Figure 7. Force applied to E-cadherin triggers reinforcement feedback loops whereas force applied to P-cadherin does not

(a) Experimental setup: magnetic beads coated with E-cadherin or P-cadherin were attached to the apical surface of MCF10A monolayers and subjected to a series force pulses using magnetic tweezers. (b) Representative examples of bead displacements for P-cadherin-coated beads bound to control cells (red), E-cadherin-coated beads bound to control cells (blue), and P-cadherin-coated beads bound to siEcad cells (green). (c) Relative stiffening of the cell-bead contact for P-cadherin-coated beads bound to control cells (red, n=22 beads pooled from 9 independent wells), E-cadherin-coated beads bound to control cells (blue, n=26 beads pooled from 9 independent wells), and P-cadherin-coated beads bound to cells depleted of E-cadherin (green, n=23 beads pooled from 9 independent wells). (d) Relative stiffening of the junction between cells and beads coated with E-cadherin in response to oscillatory forces of amplitude 0.25 nN (purple, n=22 beads pooled from 9 independent wells), 0.5 nN (blue, n=20 beads pooled from 9 independent wells) and 1 nN (red, n=13 beads pooled from 9 independent wells). (e) Relative stiffening of the junction between cells and beads coated with P-cadherin in response to oscillatory forces of amplitude 0.25 nN (purple, n=16 beads pooled from 9 independent wells), 0.5 nN (blue, n=16 beads pooled from 9 independent wells) and 1 nN (red, n=15 beads pooled from 9 independent wells). (f) Relative stiffening of the junction between cells and beads coated with E-cadherin (blue) and P-cadherin (red) using coating solutions of 2 μg/ml (open symbols) or 20 μg/ml (filled symbols). (g) Stiffening rate (slope of curves in panel f) of the cell-bead contact. (h) Initial stiffness of the cell bead contact. In c-h data are represented as mean+SEM. * indicates p<0.05, *** indicates p<0.001 (Mann-Whitney Rank Sum t-test). n.s. indicates non-significant comparisons. In (f-h) n=17 beads pooled from 6 independent wells for Ecad 20μg/ml; n=16 beads pooled from 6 independent wells for Ecad 2μg/ml; n=16 beads pooled from 6 independent wells for Pcad 20μg/ml; n=17 beads pooled from 6 independent wells for Pcad 2μg/ml. (i) Staining of E-cadherin, P-cadherin, and F-actin (phalloidin) under control conditions and (j) after E-cadherin knock down. Scale bar, 20 μm (a, i-j).

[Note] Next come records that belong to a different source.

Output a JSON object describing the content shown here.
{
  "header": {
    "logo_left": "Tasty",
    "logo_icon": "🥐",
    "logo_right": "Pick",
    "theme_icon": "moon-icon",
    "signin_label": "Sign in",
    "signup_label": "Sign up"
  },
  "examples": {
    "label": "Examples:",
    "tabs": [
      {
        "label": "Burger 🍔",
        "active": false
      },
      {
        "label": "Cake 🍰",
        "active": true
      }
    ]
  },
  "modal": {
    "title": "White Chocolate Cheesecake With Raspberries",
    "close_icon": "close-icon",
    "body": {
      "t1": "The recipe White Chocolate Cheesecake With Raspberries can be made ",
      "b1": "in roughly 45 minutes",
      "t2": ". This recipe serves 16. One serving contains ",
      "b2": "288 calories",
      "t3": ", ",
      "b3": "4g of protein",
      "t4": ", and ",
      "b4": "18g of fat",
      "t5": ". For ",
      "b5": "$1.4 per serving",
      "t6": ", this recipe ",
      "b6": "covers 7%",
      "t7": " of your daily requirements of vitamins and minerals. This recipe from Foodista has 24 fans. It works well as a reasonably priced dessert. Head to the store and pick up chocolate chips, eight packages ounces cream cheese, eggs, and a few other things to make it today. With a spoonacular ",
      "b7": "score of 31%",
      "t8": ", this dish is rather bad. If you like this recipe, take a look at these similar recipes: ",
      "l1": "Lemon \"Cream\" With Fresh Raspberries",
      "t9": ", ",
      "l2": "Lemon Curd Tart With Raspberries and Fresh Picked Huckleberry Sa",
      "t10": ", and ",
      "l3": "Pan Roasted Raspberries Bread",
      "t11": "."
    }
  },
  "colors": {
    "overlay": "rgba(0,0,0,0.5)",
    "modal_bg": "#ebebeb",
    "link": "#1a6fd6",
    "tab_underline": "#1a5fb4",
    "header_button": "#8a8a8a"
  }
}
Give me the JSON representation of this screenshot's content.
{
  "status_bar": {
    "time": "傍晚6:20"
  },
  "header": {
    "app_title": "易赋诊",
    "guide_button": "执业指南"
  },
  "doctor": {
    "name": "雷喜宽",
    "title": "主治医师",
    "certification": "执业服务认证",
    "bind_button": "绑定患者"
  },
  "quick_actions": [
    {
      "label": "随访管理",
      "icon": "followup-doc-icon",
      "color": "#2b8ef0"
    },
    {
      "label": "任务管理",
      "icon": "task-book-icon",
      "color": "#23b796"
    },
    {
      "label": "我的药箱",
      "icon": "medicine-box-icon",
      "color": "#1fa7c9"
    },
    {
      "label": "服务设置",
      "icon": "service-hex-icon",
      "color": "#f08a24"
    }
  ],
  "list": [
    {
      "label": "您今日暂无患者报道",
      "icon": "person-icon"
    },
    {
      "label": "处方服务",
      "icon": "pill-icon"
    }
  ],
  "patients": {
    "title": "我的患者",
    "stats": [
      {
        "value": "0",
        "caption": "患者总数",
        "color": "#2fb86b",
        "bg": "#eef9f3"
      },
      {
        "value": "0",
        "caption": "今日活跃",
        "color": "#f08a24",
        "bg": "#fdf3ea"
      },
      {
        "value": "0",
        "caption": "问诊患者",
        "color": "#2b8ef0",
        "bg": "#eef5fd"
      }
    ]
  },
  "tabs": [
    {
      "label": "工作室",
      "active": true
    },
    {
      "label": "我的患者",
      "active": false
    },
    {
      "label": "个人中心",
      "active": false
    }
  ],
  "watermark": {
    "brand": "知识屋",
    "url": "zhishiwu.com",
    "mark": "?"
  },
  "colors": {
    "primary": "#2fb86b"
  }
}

Figure 8. Vinculin is involved in mechanotransduction through P-cadherin and E-cadherin

(a) Phase contrast image (left) and staining (right) of vinculin (Vcl) after force application at the contact between control cells and beads coated with E-cadherin. (b) Phase contrast image (left) and staining (right) of vinculin after force application at the contact between control cells and beads coated with P-cadherin. (c) Phase contrast image (left) and staining (right) of vinculin (Vcl) after force application at the contact between cells depleted of E-cadherin and beads coated with P-cadherin. (d) Vinculin recruitment at the cell-bead contact for E-cadherin-coated beads bound to control cells (blue, n=25 beads pooled from 12 independent wells), P-cadherin coated beads bound to control cells (red, n=28 beads pooled from 12 independent wells) and P-cadherin coated beads bound to cells depleted of E-cadherin (green, n=20 beads pooled from 9 independent wells). Data are presented as mean ± SEM (normalized to Vcl recruitment in E-cadherin-coated beads bound to control cells) (e) Relative stiffening at the end of bead pulling assays (180 s). Beads were coated with P-cadherin (blue) or E-cadherin (red). In e, n=26 beads pooled from 9 independent wells for siCT/Ecad beads; n=22 beads pooled from 9 independent wells for siVcl/Ecad beads; n=22 beads pooled from 9 independent wells for siCT/Pcad beads; n=23 beads pooled from 9 independent wells for siEcad/Pcad beads; n=36 beads pooled from 9 independent wells for siEcad/siVcl/Pcad beads. Data are represented as mean+SEM. * indicates p<0.05, *** indicates p<0.001 when compared with siCT. n.s. indicates non-significant comparisons (Mann-Whitney Rank Sum t-test). Scale bar, 10 μm (a,b,c).